A Personalized Cancer Vaccine that Induces Synergistic Innate and Adaptive Immune Responses.

Adv Mater

Laboratory of Immune Regulation, Institute of Pharmaceutical Sciences, College of Pharmacy, Seoul National University, 08826, Seoul, Republic of Korea.

Published: September 2023

AI Article Synopsis

  • A cancer vaccine must activate both innate and adaptive immune responses; however, identifying patient-specific neoantigens is difficult due to cancer cell diversity.
  • Researchers introduce a personalized therapeutic vaccine using extracellular nanovesicles from alpha-galactosylceramide-conjugated autologous AML cells (ECNV-αGC), which can activate immune responses without needing to identify neoantigens.
  • ECNV-αGC vaccination effectively engages immune cells in mice, reduces AML burden, and shows promise for long-term immunity in patients, making it a potentially efficient option for AML treatment.

Article Abstract

To demonstrate potent efficacy, a cancer vaccine needs to activate both innate and adaptive immune cells.

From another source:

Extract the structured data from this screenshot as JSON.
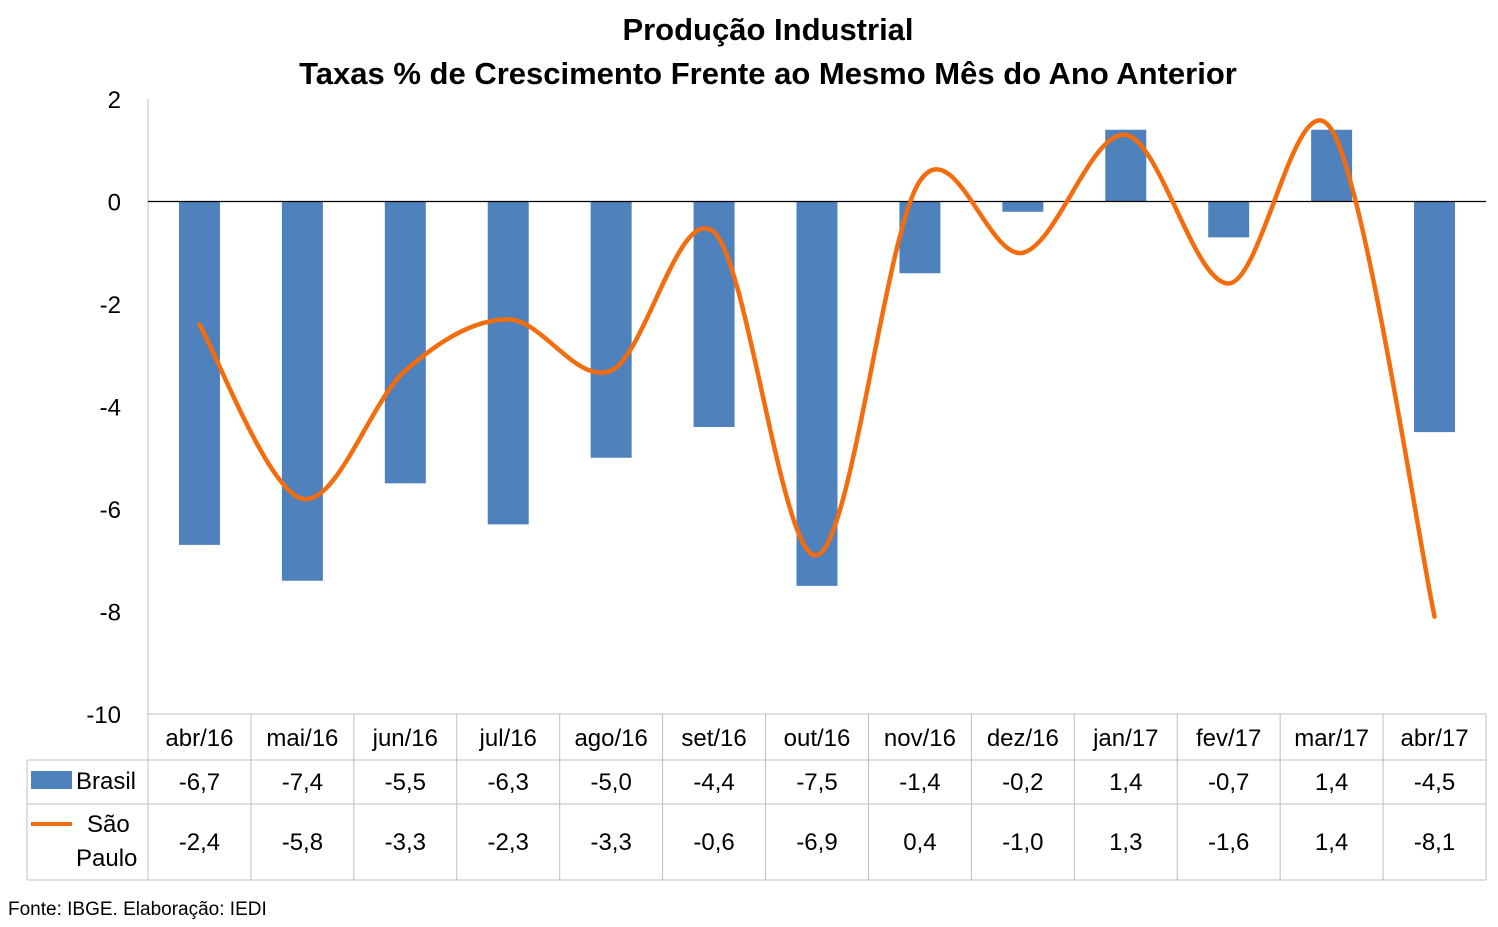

Personalized cancer vaccine strategies often require the identification of patient-specific neoantigens; however, the clonal and mutational heterogeneity of cancer cells presents inherent challenges. Here, extracellular nanovesicles derived from alpha-galactosylceramide-conjugated autologous acute myeloid leukemia (AML) cells (ECNV-αGC) are presented as a personalized therapeutic vaccine that activates both innate and adaptive immune responses, bypassing the need to identify patient-specific neoantigens. ECNV-αGC vaccination directly engages with and activates both invariant natural killer T (iNKT) cells and leukemia-specific CD8 T cells in mice with AML, thereby promoting long-term anti-leukemic immune memory. ECNV-αGC sufficiently serves as an antigen-presenting platform that can directly activate antigen-specific CD8 T cells even in the absence of dendritic cells, thereby demonstrating a multifaceted cellular mechanism of immune activation. Moreover, ECNV-αGC vaccination results in a significantly lower AML burden and higher percentage of leukemia-free survivors among cytarabine-treated hosts with AML. Human AML-derived ECNV-αGCs activate iNKT cells in both healthy individuals and patients with AML regardless of responsiveness to conventional therapies. Together, autologous AML-derived ECNV-αGCs may be a promising personalized therapeutic vaccine that efficiently establishes AML-specific long-term immunity without requiring the identification of neoantigens.